NAPIA has been great for me personally. I have made some of my closest friends there.
I have also learned from many deeply experienced public adjusters. I loved sitting at the bar listening to and learning from Sidney Greenspan, Bruce Swerling, and Bob Lucurell, among others. After my father, they were some of the brightest minds in the business.
It has also been great interacting with the stars of the business from my generation, such as Ron Papa, Bill Greenspan, Jim Beneke, Bobby Levin and others who grew up with me in the business. We have common issues with claims and common issues running a business.
I even got to spend some quality time running with you at a few conventions while we were training for half marathons and marathons.
How would you describe your philosophy of property insurance adjustment, why have you become so successful at it, and what would you suggest to a younger public adjuster?
At GGG we’ve always nurtured a great work culture. Two very important things I’ve learned and tried to pass on to the next generation are hard work and great communication. We put in the hours needed to get the job done, and we are very proactive with both our clients and the insurance company.
We train our people that you don’t wait for the client or insurer to call you. We call our clients to keep them informed as to what is going on and even let them know when nothing is going on. In the claims process, that is not always the easiest action because the process often seems more difficult in the middle of the claim. However, with hard work and due diligence, these matters do get resolved.
In life, business and claims, things will not always go smoothly. It is how you respond and react when things don’t go as hoped or planned that shows who you are. I’ve learned that my partners and the team at GGG are the people I want to be in the bunker next to me when bullets start flying.
Once, while working on a very large loss, Harvey and I left his busy office for dinner. When we came back after 8 pm, everyone was still there working. I was amazed and asked if it was always this way at his firm. He told me, ‘Chip, people always ask how we get such large claims like the one we are working on tonight. I don’t think others realize how hard all of us work here. I did not tell them to stay. For all I knew, they probably assumed we would be gone for the evening. It is our people and our work ethic that I think makes the biggest difference.’

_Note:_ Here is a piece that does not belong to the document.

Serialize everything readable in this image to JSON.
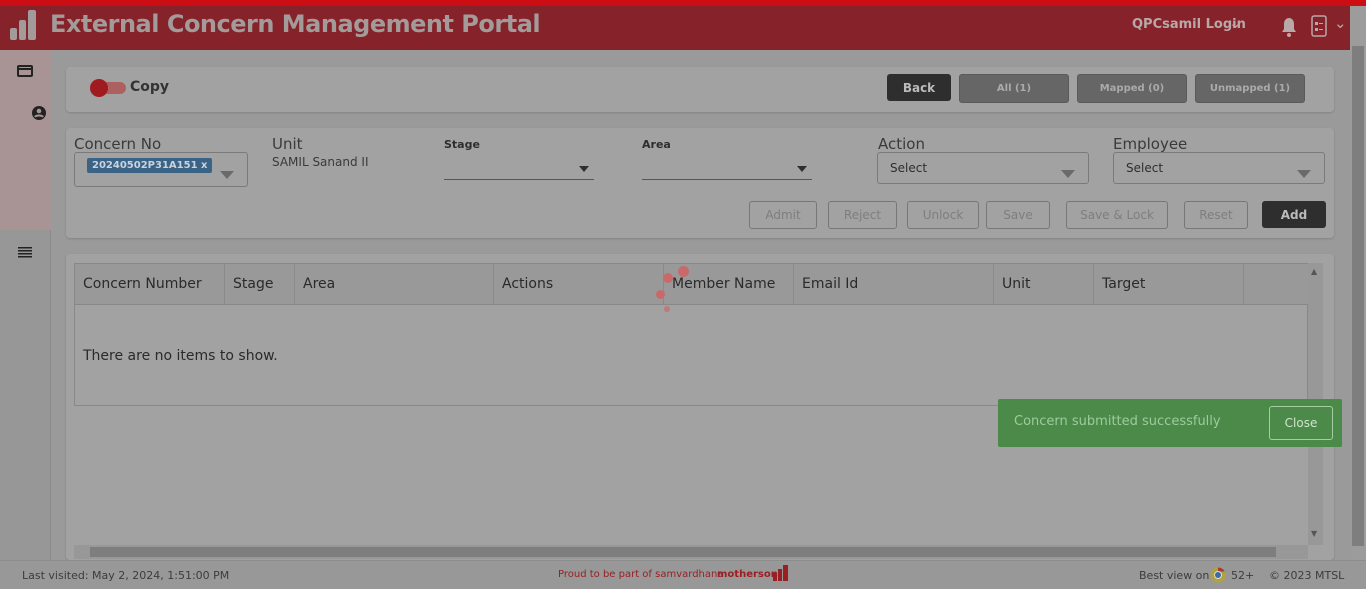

If you are passionate about and love what you do, as Harvey Goodman does with public adjusting, is it really work or just high-level play?
Thought For The Day
The master in the art of living makes little distinction between his work and his play, his labor and his leisure, his mind and his body, his information and his recreation, his love and his religion. He hardly knows which is which. He simply pursues his vision of excellence at whatever he does, leaving others to decide whether he is working or playing. To him he’s always doing both.